As adições têm algo de aleatório, ainda assim. Selton Mello interpreta Edgar Wilson em chave de contenção porque o próprio protagonista parece perdido em meio a tantos estímulos que desafiam sua noção de unidade daquilo que ele vivencia. Tudo que acompanhamos em cena tem um caráter de esquete por conta disso; cenas são encadeadas para acrescentar peças num jogo maior de compreensão daquele mundo, mas na prática funcionam mais por seu valor isolado de recompensa (o susto numa cena de fantasma, o ridículo do rito fundamentalista, o gore da violência da estrada). 
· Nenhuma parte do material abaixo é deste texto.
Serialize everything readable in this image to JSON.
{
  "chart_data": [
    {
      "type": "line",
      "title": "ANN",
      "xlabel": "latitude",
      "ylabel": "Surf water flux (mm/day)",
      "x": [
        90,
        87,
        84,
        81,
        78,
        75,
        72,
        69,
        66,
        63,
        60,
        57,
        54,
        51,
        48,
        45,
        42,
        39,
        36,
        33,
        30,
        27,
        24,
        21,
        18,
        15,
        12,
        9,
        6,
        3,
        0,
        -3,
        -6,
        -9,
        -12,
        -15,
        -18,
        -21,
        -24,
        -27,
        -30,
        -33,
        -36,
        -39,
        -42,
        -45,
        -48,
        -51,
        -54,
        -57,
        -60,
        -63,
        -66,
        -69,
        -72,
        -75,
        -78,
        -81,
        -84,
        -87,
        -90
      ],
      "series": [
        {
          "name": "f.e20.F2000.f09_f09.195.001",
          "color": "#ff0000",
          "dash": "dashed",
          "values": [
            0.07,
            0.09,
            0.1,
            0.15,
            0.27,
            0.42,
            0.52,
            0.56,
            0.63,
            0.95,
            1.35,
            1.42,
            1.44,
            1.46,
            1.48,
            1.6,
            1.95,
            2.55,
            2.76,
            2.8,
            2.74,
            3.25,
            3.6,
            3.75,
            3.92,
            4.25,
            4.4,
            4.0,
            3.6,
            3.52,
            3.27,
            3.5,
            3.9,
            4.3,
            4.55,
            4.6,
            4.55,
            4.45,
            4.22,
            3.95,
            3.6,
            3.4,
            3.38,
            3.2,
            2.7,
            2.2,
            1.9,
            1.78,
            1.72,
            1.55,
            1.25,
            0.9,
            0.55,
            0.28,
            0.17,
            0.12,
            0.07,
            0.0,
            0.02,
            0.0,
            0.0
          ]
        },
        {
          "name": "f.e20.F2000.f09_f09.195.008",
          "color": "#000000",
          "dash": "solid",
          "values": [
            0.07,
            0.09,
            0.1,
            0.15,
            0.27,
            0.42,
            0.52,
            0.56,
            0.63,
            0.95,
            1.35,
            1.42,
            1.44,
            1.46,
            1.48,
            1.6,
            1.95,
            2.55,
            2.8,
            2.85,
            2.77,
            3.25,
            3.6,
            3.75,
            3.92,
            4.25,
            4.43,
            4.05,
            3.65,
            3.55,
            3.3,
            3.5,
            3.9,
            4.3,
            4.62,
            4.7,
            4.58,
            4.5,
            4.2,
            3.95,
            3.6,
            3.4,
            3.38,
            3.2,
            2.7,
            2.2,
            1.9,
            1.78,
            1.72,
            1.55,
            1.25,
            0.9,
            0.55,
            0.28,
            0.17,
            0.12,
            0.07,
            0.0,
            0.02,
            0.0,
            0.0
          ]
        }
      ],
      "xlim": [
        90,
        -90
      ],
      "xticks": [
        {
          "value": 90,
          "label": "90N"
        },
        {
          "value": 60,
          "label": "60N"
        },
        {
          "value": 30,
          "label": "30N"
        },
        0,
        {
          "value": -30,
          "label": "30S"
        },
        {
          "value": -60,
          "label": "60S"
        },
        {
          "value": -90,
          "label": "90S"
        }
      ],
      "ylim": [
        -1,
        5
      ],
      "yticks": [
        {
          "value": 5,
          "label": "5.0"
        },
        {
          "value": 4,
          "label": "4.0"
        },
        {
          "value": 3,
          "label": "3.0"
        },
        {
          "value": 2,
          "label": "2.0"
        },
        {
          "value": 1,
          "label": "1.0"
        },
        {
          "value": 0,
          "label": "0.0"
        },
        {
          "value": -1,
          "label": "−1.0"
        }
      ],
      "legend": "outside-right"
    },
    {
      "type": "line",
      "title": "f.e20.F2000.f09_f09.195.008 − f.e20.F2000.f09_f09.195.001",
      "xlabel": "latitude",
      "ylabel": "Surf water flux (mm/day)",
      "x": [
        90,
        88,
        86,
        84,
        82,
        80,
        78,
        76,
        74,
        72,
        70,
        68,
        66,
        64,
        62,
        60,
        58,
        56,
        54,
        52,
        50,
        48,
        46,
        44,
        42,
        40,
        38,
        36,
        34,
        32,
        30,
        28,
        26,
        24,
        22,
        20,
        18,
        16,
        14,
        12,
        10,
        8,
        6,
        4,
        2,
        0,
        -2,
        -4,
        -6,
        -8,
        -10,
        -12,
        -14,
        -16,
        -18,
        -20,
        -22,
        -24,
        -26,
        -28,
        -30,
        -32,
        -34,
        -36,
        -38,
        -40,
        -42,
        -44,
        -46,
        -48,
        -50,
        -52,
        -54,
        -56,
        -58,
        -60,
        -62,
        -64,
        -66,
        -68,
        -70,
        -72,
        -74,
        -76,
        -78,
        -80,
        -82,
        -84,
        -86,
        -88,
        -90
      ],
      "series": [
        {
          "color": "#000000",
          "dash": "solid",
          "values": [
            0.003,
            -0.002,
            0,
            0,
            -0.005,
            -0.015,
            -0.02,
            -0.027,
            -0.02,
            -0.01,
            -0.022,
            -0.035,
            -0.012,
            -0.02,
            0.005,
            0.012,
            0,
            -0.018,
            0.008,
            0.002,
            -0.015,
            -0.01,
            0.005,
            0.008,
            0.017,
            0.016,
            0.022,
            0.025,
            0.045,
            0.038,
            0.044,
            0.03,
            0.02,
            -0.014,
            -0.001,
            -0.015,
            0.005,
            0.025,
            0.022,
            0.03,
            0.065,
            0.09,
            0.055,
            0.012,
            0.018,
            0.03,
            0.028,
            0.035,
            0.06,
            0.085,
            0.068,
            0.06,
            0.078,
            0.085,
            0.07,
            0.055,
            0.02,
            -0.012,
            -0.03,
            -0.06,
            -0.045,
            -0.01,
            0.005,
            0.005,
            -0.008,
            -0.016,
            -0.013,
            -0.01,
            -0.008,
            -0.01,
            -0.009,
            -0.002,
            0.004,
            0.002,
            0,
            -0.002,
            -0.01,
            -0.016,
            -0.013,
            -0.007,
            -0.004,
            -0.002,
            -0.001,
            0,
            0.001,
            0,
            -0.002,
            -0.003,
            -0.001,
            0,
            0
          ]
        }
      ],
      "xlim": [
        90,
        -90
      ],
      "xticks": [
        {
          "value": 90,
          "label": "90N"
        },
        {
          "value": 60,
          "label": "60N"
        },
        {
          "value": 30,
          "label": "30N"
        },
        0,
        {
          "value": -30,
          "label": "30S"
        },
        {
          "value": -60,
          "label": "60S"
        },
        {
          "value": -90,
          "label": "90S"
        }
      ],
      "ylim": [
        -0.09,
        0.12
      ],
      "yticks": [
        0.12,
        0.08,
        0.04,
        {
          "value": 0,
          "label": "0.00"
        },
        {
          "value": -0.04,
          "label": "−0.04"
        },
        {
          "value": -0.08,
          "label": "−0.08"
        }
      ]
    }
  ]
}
Dutra nunca se furtou a aproveitar dos prazeres do horror, sempre em busca de colocar os códigos do gênero a serviço de um olhar sobre os mal-estares contemporâneos. É compreensível que Enterre seus Mortos seja maximalista na adaptação do livro, dado que o diretor vinha de um terror de época, Todos os Mortos, de 2020, que operava todo nas sutilezas das recompensas não assumidas como tal. Havia uma demanda reprimida aí por virtuose? Enterre seus Mortos sugere que sim, pela própria maneira como planos e composições de quadro são pensados, com movimentos longos de câmera e bastante informação visual nos planos gerais.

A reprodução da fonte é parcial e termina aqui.